Stocks

Navigating the Stock Market: S&P 500’s Sensational Rally Keeps On Going Thanks to NVDA — What You Need to Watch

Well, Nvidia did it! A stellar earnings report from NVDA brought back optimism in the stock market. When a stock rises around 15% (for NVDA, that’s about a $100 rise in its price), it’s an indication that investors still have tons of optimism. Equity futures were up ahead of the open on Thursday. The S&P 500 ($PX) gapped up, hitting a new all-time high. Looking at the daily chart of the S&P 500, the index has bounced off its 21-day exponential moving average (EMA) a few times since the beginning of its steep rally in November 2023.

CHART 1. DAILY CHART OF THE S&P 500 ($SPX) INDEX. From November 2023, the index has been holding on to the support of its 21-day exponential moving average as it keeps hitting new highs.Chart source: StockCharts.com. For educational purposes.

Consider the 21-day EMA as a first support level. If the EMA support holds, you can consider the market in a bull rally. NVDA’s strong guidance for the next two years shook off all investor worries. It almost seems that interest rate cuts are no longer front and center of investors’ minds. Even Thursday’s higher-than-estimated jobless claims number didn’t sway investor optimism. The worries will likely surface if the S&P 500 breaks below the 21-day EMA, at which time you’d have to look for that next support level, which could be the 50-day simple moving average.

The CBOE Volatility Index ($VIX) slowly rose and gapped lower on Thursday. The VIX has shown some exciting movement in the last few months, with wide-ranging days and lots of up-and-down movement.

CHART 2. DAILY CHART OF THE CBOE VOLATILITY INDEX ($VIX). The VIX has had some wide-ranging days, with many up-and-down movements that appear to be moving within an upward channel.Chart source: StockCharts.com. For educational purposes.

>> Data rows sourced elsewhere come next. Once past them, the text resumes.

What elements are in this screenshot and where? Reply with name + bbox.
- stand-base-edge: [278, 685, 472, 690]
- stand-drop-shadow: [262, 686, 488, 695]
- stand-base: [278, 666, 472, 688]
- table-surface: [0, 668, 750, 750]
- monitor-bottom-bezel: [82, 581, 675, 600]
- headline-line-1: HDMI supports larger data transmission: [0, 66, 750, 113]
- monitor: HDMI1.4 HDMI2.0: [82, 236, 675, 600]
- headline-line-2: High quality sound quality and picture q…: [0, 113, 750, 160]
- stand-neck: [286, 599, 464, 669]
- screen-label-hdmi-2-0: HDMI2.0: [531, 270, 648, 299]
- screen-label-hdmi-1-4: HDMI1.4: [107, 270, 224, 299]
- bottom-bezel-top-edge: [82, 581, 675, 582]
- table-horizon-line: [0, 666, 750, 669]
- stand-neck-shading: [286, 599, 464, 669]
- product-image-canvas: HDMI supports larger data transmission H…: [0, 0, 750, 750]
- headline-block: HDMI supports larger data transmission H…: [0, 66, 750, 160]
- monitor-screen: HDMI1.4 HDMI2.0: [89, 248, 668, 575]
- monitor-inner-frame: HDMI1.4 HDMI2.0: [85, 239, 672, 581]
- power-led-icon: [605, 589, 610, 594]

The slightly upward trending move in the VIX is not evident when you look at a longer-term chart of the VIX. When you view a monthly chart from 2000, before the most recent spikes—the Great Recession in 2008 and the COVID Crash in 2020—the VIX was much more volatile than it is now. Note that it rose before spiking >80. There are no similar signs of that right now, but watching the VIX regularly is always a good idea, as it can tell plenty about investor sentiment and send warning signs before a crash.

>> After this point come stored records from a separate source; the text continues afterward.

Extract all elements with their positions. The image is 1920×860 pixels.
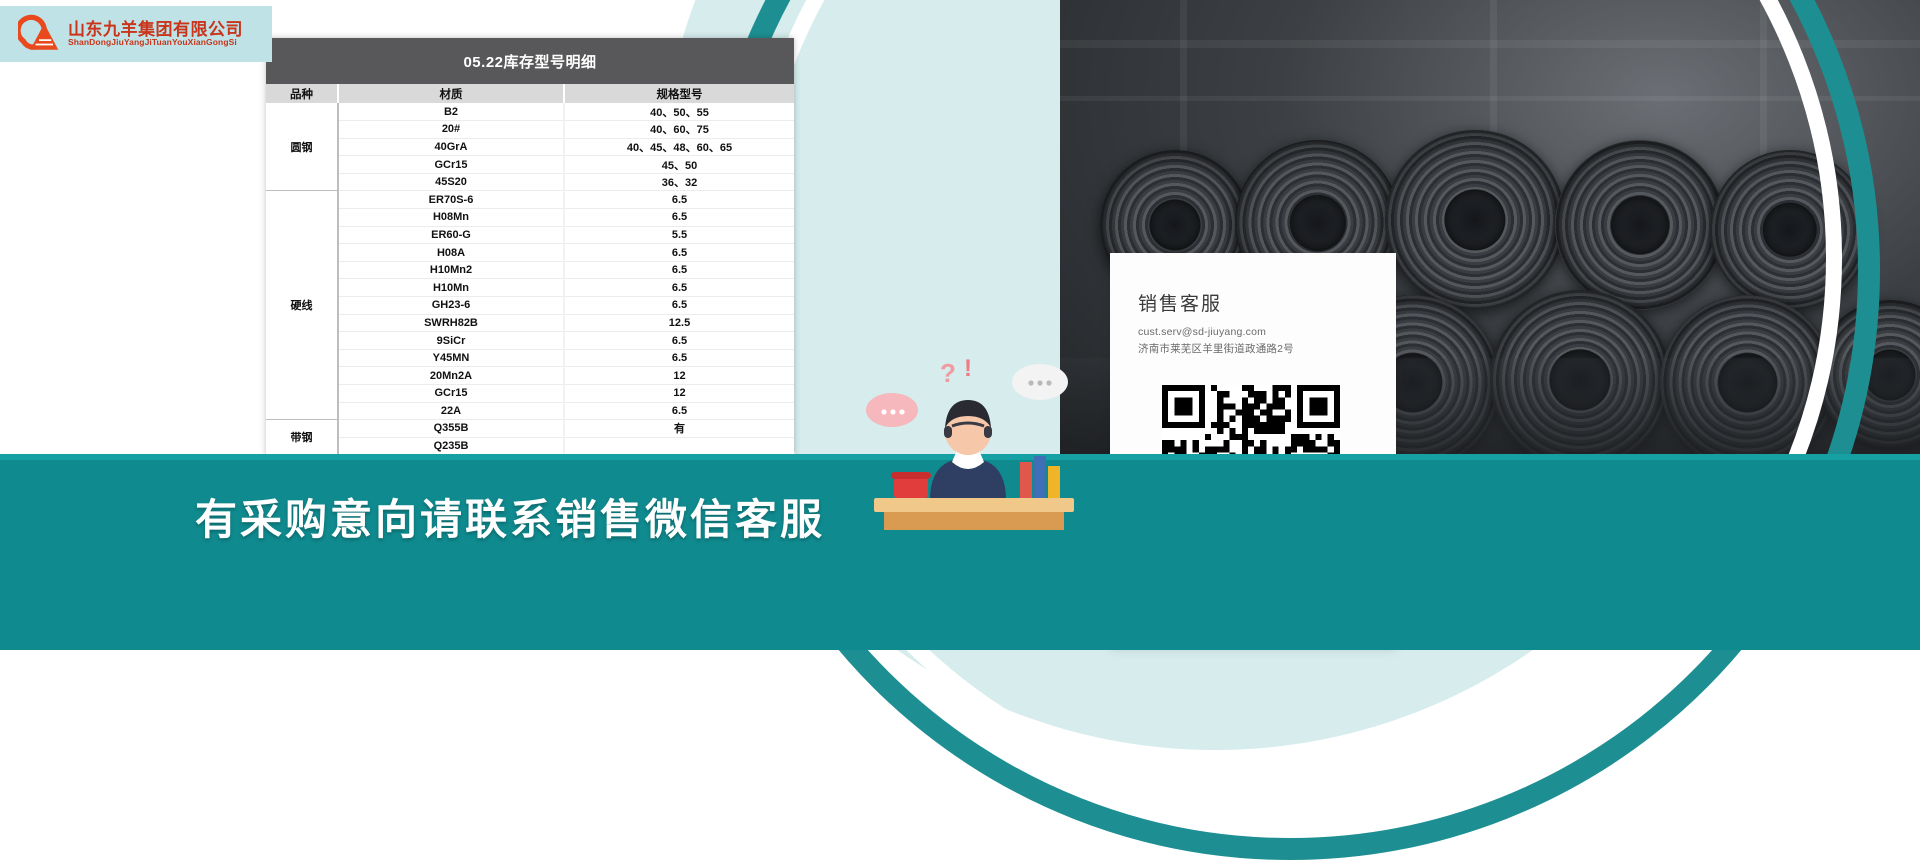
banner-text: 有采购意向请联系销售微信客服 xyxy=(195,486,825,547)
svg-text:!: ! xyxy=(964,355,972,382)
cell-spec: 有 xyxy=(564,420,794,438)
svg-text:?: ? xyxy=(940,358,956,388)
contact-email: cust.serv@sd-jiuyang.com xyxy=(1138,326,1368,338)
cell-material: 20# xyxy=(338,121,564,139)
cell-spec: 6.5 xyxy=(564,261,794,279)
brand-header: 山东九羊集团有限公司 ShanDongJiuYangJiTuanYouXianG… xyxy=(0,6,272,62)
cell-spec: 36、32 xyxy=(564,173,794,191)
cell-material: H08A xyxy=(338,244,564,262)
cell-material: GCr15 xyxy=(338,156,564,174)
cell-category: 硬线 xyxy=(266,191,338,420)
cell-spec: 6.5 xyxy=(564,244,794,262)
cell-material: H08Mn xyxy=(338,209,564,227)
desk-icon xyxy=(874,498,1074,512)
cell-spec: 6.5 xyxy=(564,209,794,227)
cell-material: SWRH82B xyxy=(338,314,564,332)
table-row: GCr1512 xyxy=(266,385,794,403)
table-row: Y45MN6.5 xyxy=(266,349,794,367)
contact-title: 销售客服 xyxy=(1138,289,1368,316)
cell-material: Q235B xyxy=(338,437,564,455)
cell-spec: 40、50、55 xyxy=(564,103,794,121)
cell-spec: 12 xyxy=(564,367,794,385)
cell-category: 圆钢 xyxy=(266,103,338,191)
cell-material: 40GrA xyxy=(338,138,564,156)
contact-address: 济南市莱芜区羊里街道政通路2号 xyxy=(1138,341,1368,356)
table-row: H08A6.5 xyxy=(266,244,794,262)
table-row: GH23-66.5 xyxy=(266,297,794,315)
cell-spec: 45、50 xyxy=(564,156,794,174)
brand-name-en: ShanDongJiuYangJiTuanYouXianGongSi xyxy=(68,38,243,47)
brand-name-cn: 山东九羊集团有限公司 xyxy=(68,21,243,39)
cell-spec: 6.5 xyxy=(564,191,794,209)
table-row: 圆钢B240、50、55 xyxy=(266,103,794,121)
table-row: 45S2036、32 xyxy=(266,173,794,191)
cell-spec: 40、45、48、60、65 xyxy=(564,138,794,156)
cell-spec: 6.5 xyxy=(564,349,794,367)
inventory-table-card: 05.22库存型号明细 品种 材质 规格型号 圆钢B240、50、5520#40… xyxy=(266,38,794,456)
cell-material: Q355B xyxy=(338,420,564,438)
desk-phone-icon xyxy=(894,478,928,498)
table-row: 20Mn2A12 xyxy=(266,367,794,385)
cell-material: Y45MN xyxy=(338,349,564,367)
cell-spec: 12 xyxy=(564,385,794,403)
cell-material: 20Mn2A xyxy=(338,367,564,385)
table-row: 9SiCr6.5 xyxy=(266,332,794,350)
cell-material: ER60-G xyxy=(338,226,564,244)
table-row: 硬线ER70S-66.5 xyxy=(266,191,794,209)
table-title: 05.22库存型号明细 xyxy=(266,38,794,84)
table-row: 带钢Q355B有 xyxy=(266,420,794,438)
cell-spec: 6.5 xyxy=(564,297,794,315)
table-row: SWRH82B12.5 xyxy=(266,314,794,332)
column-header-spec: 规格型号 xyxy=(564,84,794,103)
table-body: 圆钢B240、50、5520#40、60、7540GrA40、45、48、60、… xyxy=(266,103,794,455)
cell-material: GH23-6 xyxy=(338,297,564,315)
cell-material: 45S20 xyxy=(338,173,564,191)
table-row: 22A6.5 xyxy=(266,402,794,420)
cell-spec: 6.5 xyxy=(564,332,794,350)
table-row: ER60-G5.5 xyxy=(266,226,794,244)
cell-spec: 40、60、75 xyxy=(564,121,794,139)
table-row: H10Mn26.5 xyxy=(266,261,794,279)
cell-material: B2 xyxy=(338,103,564,121)
cell-spec: 6.5 xyxy=(564,279,794,297)
table-row: Q235B xyxy=(266,437,794,455)
cell-material: H10Mn xyxy=(338,279,564,297)
cell-spec: 12.5 xyxy=(564,314,794,332)
column-header-category: 品种 xyxy=(266,84,338,103)
cell-spec: 5.5 xyxy=(564,226,794,244)
cell-material: ER70S-6 xyxy=(338,191,564,209)
cell-material: 22A xyxy=(338,402,564,420)
cell-material: 9SiCr xyxy=(338,332,564,350)
cell-spec: 6.5 xyxy=(564,402,794,420)
table-row: H10Mn6.5 xyxy=(266,279,794,297)
table-row: 20#40、60、75 xyxy=(266,121,794,139)
cell-material: H10Mn2 xyxy=(338,261,564,279)
table-header-row: 品种 材质 规格型号 xyxy=(266,84,794,103)
inventory-table: 品种 材质 规格型号 圆钢B240、50、5520#40、60、7540GrA4… xyxy=(266,84,794,455)
table-row: GCr1545、50 xyxy=(266,156,794,174)
jiuyang-logo-icon xyxy=(18,14,60,54)
table-row: H08Mn6.5 xyxy=(266,209,794,227)
customer-service-operator-icon: ? ! xyxy=(860,350,1090,530)
column-header-material: 材质 xyxy=(338,84,564,103)
cell-spec xyxy=(564,437,794,455)
cell-material: GCr15 xyxy=(338,385,564,403)
cell-category: 带钢 xyxy=(266,420,338,455)
table-row: 40GrA40、45、48、60、65 xyxy=(266,138,794,156)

CHART 3. MONTHLY CHART OF VIX FROM 2000. Note the erratic movements in the VIX before the spikes; it also starts rising before the spike. These are two main reasons to keep an eye on the VIX.Chart source: StockCharts.com. For educational purposes.

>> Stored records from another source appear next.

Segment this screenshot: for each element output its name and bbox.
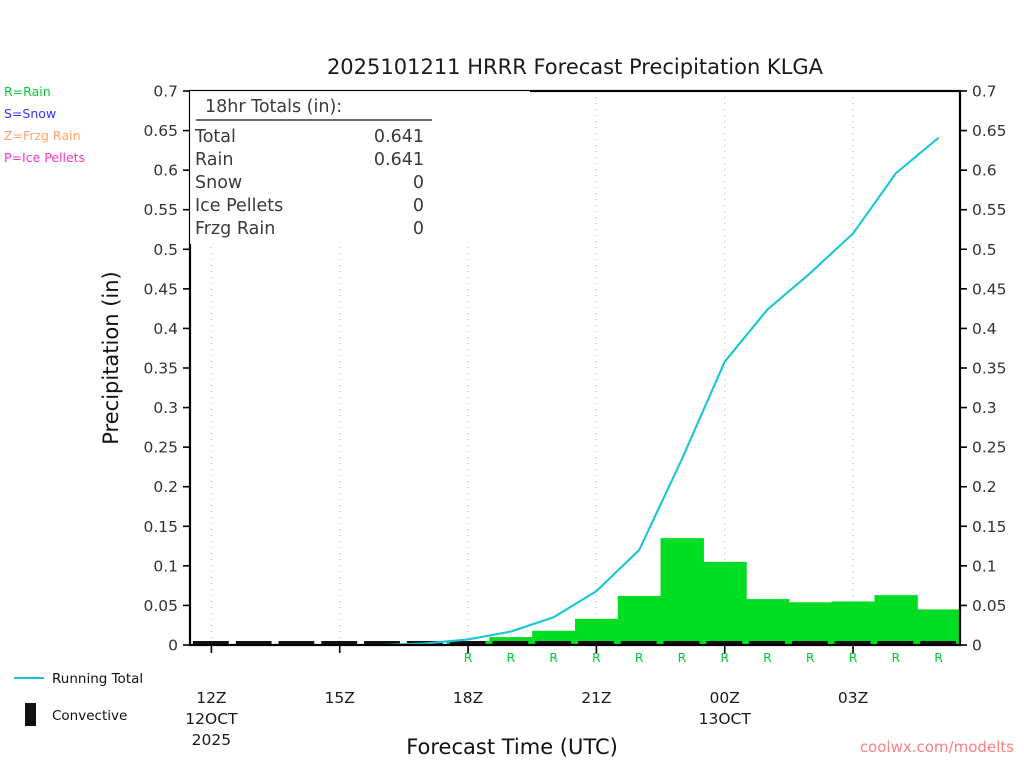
ptype-marker: R (592, 650, 601, 665)
legend-running-total-label: Running Total (52, 671, 143, 687)
y-tick-label-left: 0.65 (143, 122, 178, 140)
ptype-marker: R (635, 650, 644, 665)
totals-row-label: Frzg Rain (195, 219, 275, 239)
totals-row-label: Rain (195, 150, 233, 170)
ptype-marker: R (549, 650, 558, 665)
totals-box-header: 18hr Totals (in): (205, 97, 342, 117)
y-tick-label-right: 0.7 (972, 83, 997, 101)
ptype-marker: R (891, 650, 900, 665)
y-tick-label-right: 0.55 (972, 201, 1007, 219)
y-tick-label-left: 0.6 (153, 162, 178, 180)
y-axis-title: Precipitation (in) (99, 271, 123, 444)
y-tick-label-right: 0.65 (972, 122, 1007, 140)
y-tick-label-right: 0.45 (972, 280, 1007, 298)
precip-bar (789, 602, 832, 645)
y-tick-label-left: 0 (168, 637, 178, 655)
totals-row-value: 0 (413, 196, 424, 216)
x-tick-label: 12Z (196, 689, 226, 707)
precip-bar (874, 595, 917, 645)
y-tick-label-right: 0.25 (972, 439, 1007, 457)
y-tick-label-left: 0.55 (143, 201, 178, 219)
x-axis-title: Forecast Time (UTC) (406, 735, 618, 759)
legend-convective-label: Convective (52, 708, 127, 724)
y-tick-label-left: 0.7 (153, 83, 178, 101)
x-tick-label: 18Z (453, 689, 483, 707)
ptype-marker: R (806, 650, 815, 665)
y-tick-label-right: 0.15 (972, 518, 1007, 536)
ptype-marker: R (720, 650, 729, 665)
x-tick-label: 21Z (581, 689, 611, 707)
y-tick-label-right: 0.5 (972, 241, 997, 259)
ptype-marker: R (849, 650, 858, 665)
precip-bar (832, 601, 875, 645)
y-tick-label-right: 0.1 (972, 557, 997, 575)
y-tick-label-left: 0.25 (143, 439, 178, 457)
y-tick-label-left: 0.5 (153, 241, 178, 259)
y-tick-label-left: 0.4 (153, 320, 178, 338)
precip-bar (917, 609, 960, 645)
ptype-key-0: R=Rain (4, 84, 51, 99)
totals-row-value: 0 (413, 173, 424, 193)
y-tick-label-right: 0.4 (972, 320, 997, 338)
y-tick-label-left: 0.35 (143, 360, 178, 378)
y-tick-label-left: 0.3 (153, 399, 178, 417)
precip-bar (703, 562, 746, 645)
totals-row-value: 0 (413, 219, 424, 239)
precip-bar (661, 538, 704, 645)
x-tick-sublabel-date: 13OCT (699, 710, 752, 728)
y-tick-label-right: 0.05 (972, 597, 1007, 615)
y-tick-label-right: 0.6 (972, 162, 997, 180)
totals-row-label: Ice Pellets (195, 196, 283, 216)
ptype-key-1: S=Snow (4, 106, 56, 121)
ptype-marker: R (934, 650, 943, 665)
totals-row-value: 0.641 (374, 127, 424, 147)
watermark: coolwx.com/modelts (860, 738, 1014, 756)
y-tick-label-left: 0.1 (153, 557, 178, 575)
totals-row-label: Snow (195, 173, 242, 193)
y-tick-label-right: 0.2 (972, 478, 997, 496)
y-tick-label-left: 0.05 (143, 597, 178, 615)
x-tick-label: 03Z (838, 689, 868, 707)
ptype-marker: R (678, 650, 687, 665)
y-tick-label-left: 0.15 (143, 518, 178, 536)
x-tick-sublabel-year: 2025 (192, 731, 231, 749)
ptype-key-2: Z=Frzg Rain (4, 128, 80, 143)
x-tick-label: 00Z (710, 689, 740, 707)
chart-screenshot: 2025101211 HRRR Forecast Precipitation K… (0, 0, 1024, 768)
y-tick-label-left: 0.45 (143, 280, 178, 298)
x-tick-label: 15Z (325, 689, 355, 707)
legend-convective-swatch (25, 703, 36, 726)
ptype-marker: R (763, 650, 772, 665)
y-tick-label-right: 0 (972, 637, 982, 655)
totals-box: 18hr Totals (in): Total0.641Rain0.641Sno… (190, 91, 530, 244)
x-tick-sublabel-date: 12OCT (185, 710, 238, 728)
ptype-marker: R (506, 650, 515, 665)
page-title: 2025101211 HRRR Forecast Precipitation K… (327, 55, 824, 79)
y-tick-label-right: 0.35 (972, 360, 1007, 378)
precipitation-chart: 2025101211 HRRR Forecast Precipitation K… (0, 0, 1024, 768)
totals-row-value: 0.641 (374, 150, 424, 170)
ptype-marker: R (464, 650, 473, 665)
y-tick-label-left: 0.2 (153, 478, 178, 496)
precip-bar (618, 596, 661, 645)
y-tick-label-right: 0.3 (972, 399, 997, 417)
precip-bar (746, 599, 789, 645)
ptype-key-3: P=Ice Pellets (4, 150, 85, 165)
totals-row-label: Total (194, 127, 236, 147)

In other news, existing home sales in January rose, another sign the economy is still healthy. One month’s data doesn’t make a trend and, given that mortgage rates have risen, there may be a decline in February’s number. Or maybe not. The chart below of the US 30-year Fixed Rate Mortgage shows a slight increase in mortgage rates in February.

CHART 4. 30-YEAR FIXED-RTE MORTGAGE AVERAGE IN THE US. After a sharp decline, mortgage rates rose in February. Will this rise have an impact on home sales?Chart source: StockCharts.com. For educational purposes.

The Bottom Line

Equities are the favorite among investors and will likely remain this way as long as AI continues to excite investors. And if NVDA continues to rise the way it has this year, the S&P 500 will ride along with it.

Disclaimer: This blog is for educational purposes only and should not be construed as financial advice. The ideas and strategies should never be used without first assessing your own personal and financial situation, or without consulting a financial professional.